Xiaomi MiMo v2 Professional was the mannequin with the very best outcomes till now, however not like Opus, it produced a working consequence with out the necessity for a couple of iteration. Some could argue it was extra visually pleasing and had a soundtrack, which was a bonus, however the recreation’s logic and physics fell quick towards Opus after a single spherical of bug fixes.

Additionally, Xiaomi’s mannequin produces these outcomes at a fraction of the associated fee charged by Anthropic, which could possibly be a significant factor to contemplate for critical tasks.
The chain-of-thought habits was totally different too at first look. In contrast to 4.6, which tucked its reasoning right into a separate considering field (which means it was not a part of the ultimate reply), Opus 4.7 surfaced its chain of thought as a part of the principle textual content output. The reasoning was seen and traceable, not hidden behind a UI abstraction, which is a plus for these valuing transparency. Whether or not Anthropic will preserve that habits or ultimately collapse it right into a hidden block once more is unclear.
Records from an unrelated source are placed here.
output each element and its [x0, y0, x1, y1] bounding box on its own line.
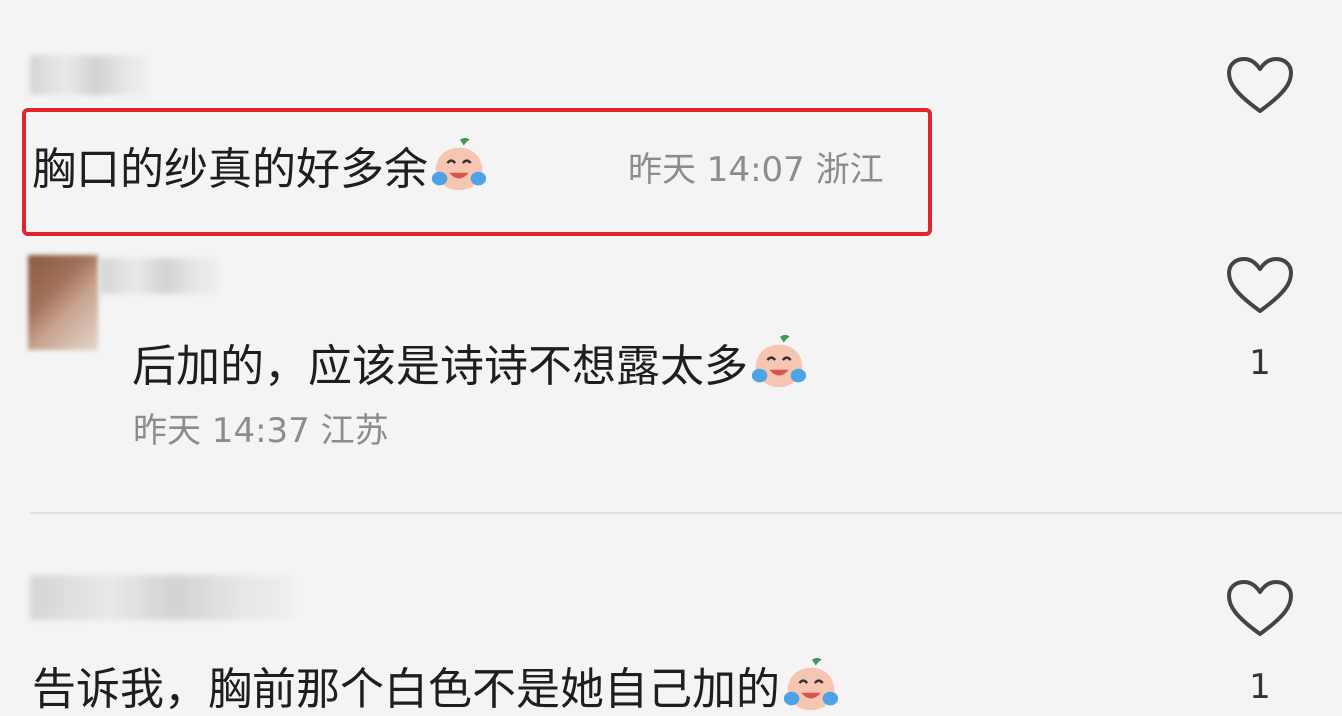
- crying-laughing-face-icon: [783, 657, 839, 711]
- highlight-box: [22, 108, 932, 236]
- username-redacted[interactable]: [100, 258, 220, 294]
- username-redacted[interactable]: [30, 575, 295, 620]
- comment-text: 后加的，应该是诗诗不想露太多: [132, 334, 810, 393]
- comment-location: 江苏: [320, 411, 389, 451]
- comment-meta: 昨天 14:37 江苏: [133, 414, 389, 448]
- comment-text: 告诉我，胸前那个白色不是她自己加的: [32, 657, 842, 716]
- username-redacted[interactable]: [30, 55, 150, 95]
- heart-icon[interactable]: [1225, 578, 1295, 640]
- divider: [30, 512, 1342, 514]
- heart-icon[interactable]: [1225, 55, 1295, 117]
- avatar[interactable]: [28, 255, 98, 350]
- crying-laughing-face-icon: [751, 334, 807, 388]
- like-count: 1: [1249, 343, 1271, 383]
- like-count: 1: [1249, 667, 1271, 707]
- heart-icon[interactable]: [1225, 255, 1295, 317]
- comment-time: 昨天 14:37: [133, 411, 310, 451]
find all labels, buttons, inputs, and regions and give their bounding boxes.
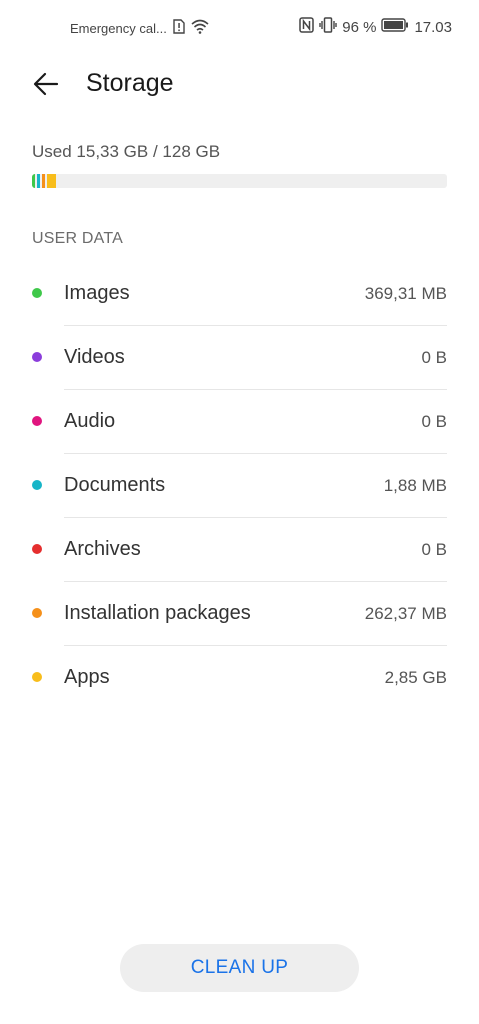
installation-packages-color-dot xyxy=(32,608,42,618)
battery-percent: 96 % xyxy=(342,19,377,36)
category-size: 369,31 MB xyxy=(364,284,447,303)
nfc-icon xyxy=(299,17,314,39)
videos-color-dot xyxy=(32,352,42,362)
arrow-left-icon xyxy=(33,72,59,96)
usage-segment-documents xyxy=(37,174,40,188)
status-bar: Emergency cal... 96 % 17.03 xyxy=(0,0,479,56)
category-row-videos[interactable]: Videos 0 B xyxy=(0,326,479,390)
storage-usage-bar xyxy=(32,174,447,188)
clean-up-button[interactable]: CLEAN UP xyxy=(120,944,359,992)
usage-segment-apps xyxy=(47,174,56,188)
category-list: Images 369,31 MB Videos 0 B Audio 0 B Do… xyxy=(0,262,479,710)
category-label: Installation packages xyxy=(64,602,251,624)
status-bar-right: 96 % 17.03 xyxy=(299,17,452,39)
clock: 17.03 xyxy=(414,19,452,36)
category-row-documents[interactable]: Documents 1,88 MB xyxy=(0,454,479,518)
category-size: 1,88 MB xyxy=(383,476,447,495)
documents-color-dot xyxy=(32,480,42,490)
app-header: Storage xyxy=(0,56,479,112)
category-row-images[interactable]: Images 369,31 MB xyxy=(0,262,479,326)
category-label: Videos xyxy=(64,346,125,368)
vibrate-icon xyxy=(319,17,337,39)
category-label: Documents xyxy=(64,474,166,496)
category-size: 0 B xyxy=(421,412,447,431)
category-label: Audio xyxy=(64,410,116,432)
apps-color-dot xyxy=(32,672,42,682)
category-size: 2,85 GB xyxy=(384,668,447,687)
category-size: 0 B xyxy=(421,348,447,367)
sim-alert-icon xyxy=(173,19,185,37)
status-bar-left: Emergency cal... xyxy=(70,19,209,37)
carrier-text: Emergency cal... xyxy=(70,20,167,36)
battery-icon xyxy=(381,18,409,38)
category-label: Archives xyxy=(64,538,141,560)
storage-screen: Emergency cal... 96 % 17.03 Storage Used… xyxy=(0,0,479,1024)
category-row-audio[interactable]: Audio 0 B xyxy=(0,390,479,454)
category-size: 0 B xyxy=(421,540,447,559)
category-size: 262,37 MB xyxy=(364,604,447,623)
back-button[interactable] xyxy=(26,64,66,104)
audio-color-dot xyxy=(32,416,42,426)
wifi-icon xyxy=(191,19,209,37)
section-header-user-data: USER DATA xyxy=(32,230,123,247)
category-label: Apps xyxy=(64,666,110,688)
page-title: Storage xyxy=(86,69,174,97)
usage-segment-installation-packages xyxy=(42,174,45,188)
images-color-dot xyxy=(32,288,42,298)
usage-segment-images xyxy=(32,174,35,188)
storage-usage-text: Used 15,33 GB / 128 GB xyxy=(32,142,221,161)
category-row-installation-packages[interactable]: Installation packages 262,37 MB xyxy=(0,582,479,646)
category-label: Images xyxy=(64,282,130,304)
category-row-archives[interactable]: Archives 0 B xyxy=(0,518,479,582)
archives-color-dot xyxy=(32,544,42,554)
category-row-apps[interactable]: Apps 2,85 GB xyxy=(0,646,479,710)
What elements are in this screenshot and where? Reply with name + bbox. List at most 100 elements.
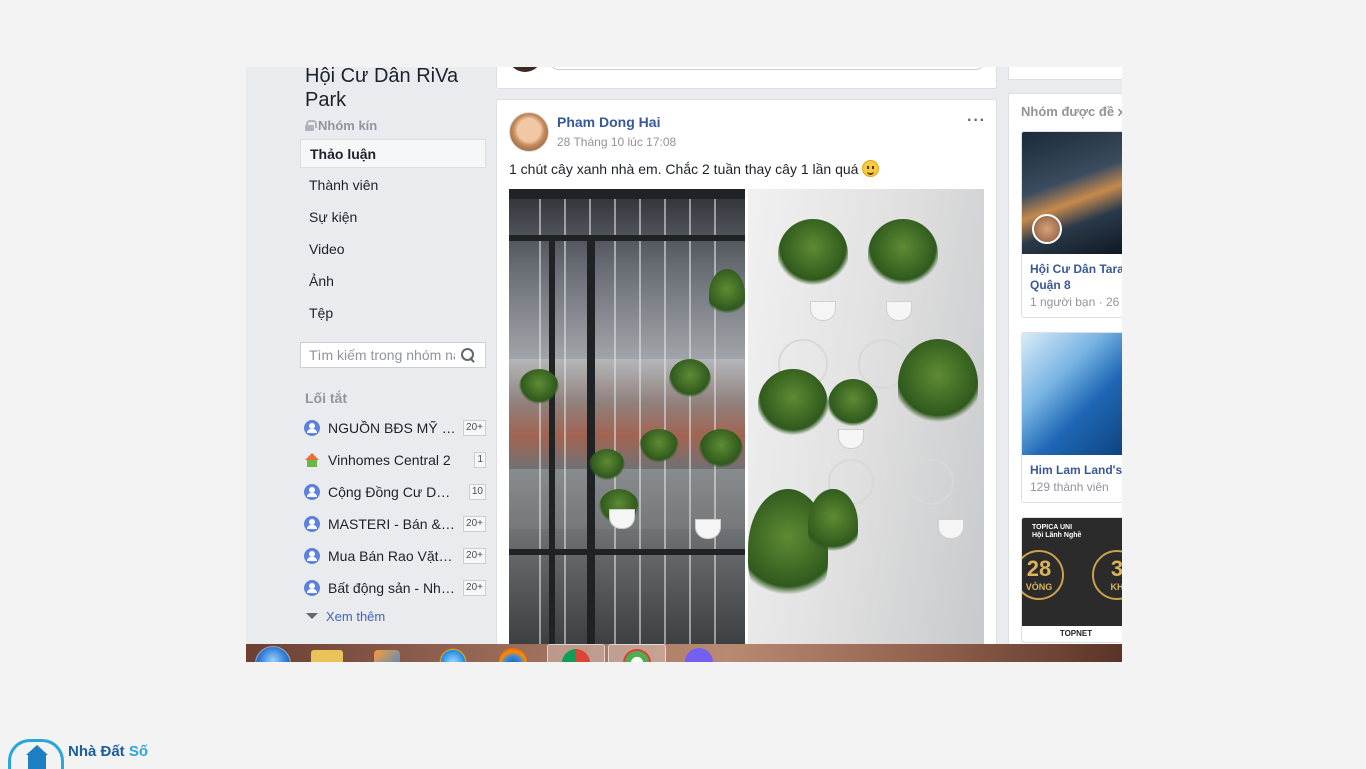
shortcut-label: NGUỒN BĐS MỸ ĐÌNH: [328, 420, 456, 436]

The token utilization was not like something we would seen earlier than. For the primary time in our testing, a single session depleted our complete token quota. Watching the mannequin work, we noticed it full a full draft—then write what seemed to be your entire recreation once more from scratch underneath the label “Rewrite Emerge with bug fixes and enhancements,” adopted by a second go labeled “Create a rewritten Emerge with bug fixes and enhancements.”
This implies, for those who’re into critical coding, you’ll be pressured to both improve your plan, pay quite a bit on API tokens, or wait a very long time till Anthropic resets your utilization quotas. Or you could possibly simply use a comparable mannequin that costs quite a bit much less

Opus 4.6 had by no means accomplished this. Nevertheless, it is in keeping with what Anthropic warns within the migration information: extra output tokens, particularly on agentic duties at increased effort ranges.
Opus 4.7 is accessible right this moment at Claude.ai, the Claude API, Amazon Bedrock, Google Cloud Vertex AI, and Microsoft Foundry. Pricing is unchanged from 4.6: $5 per million enter tokens, $25 per million output tokens. Builders can entry it by way of the string claude-opus-4-7.
Day by day Debrief Publication
Begin daily with the highest information tales proper now, plus unique options, a podcast, movies and extra.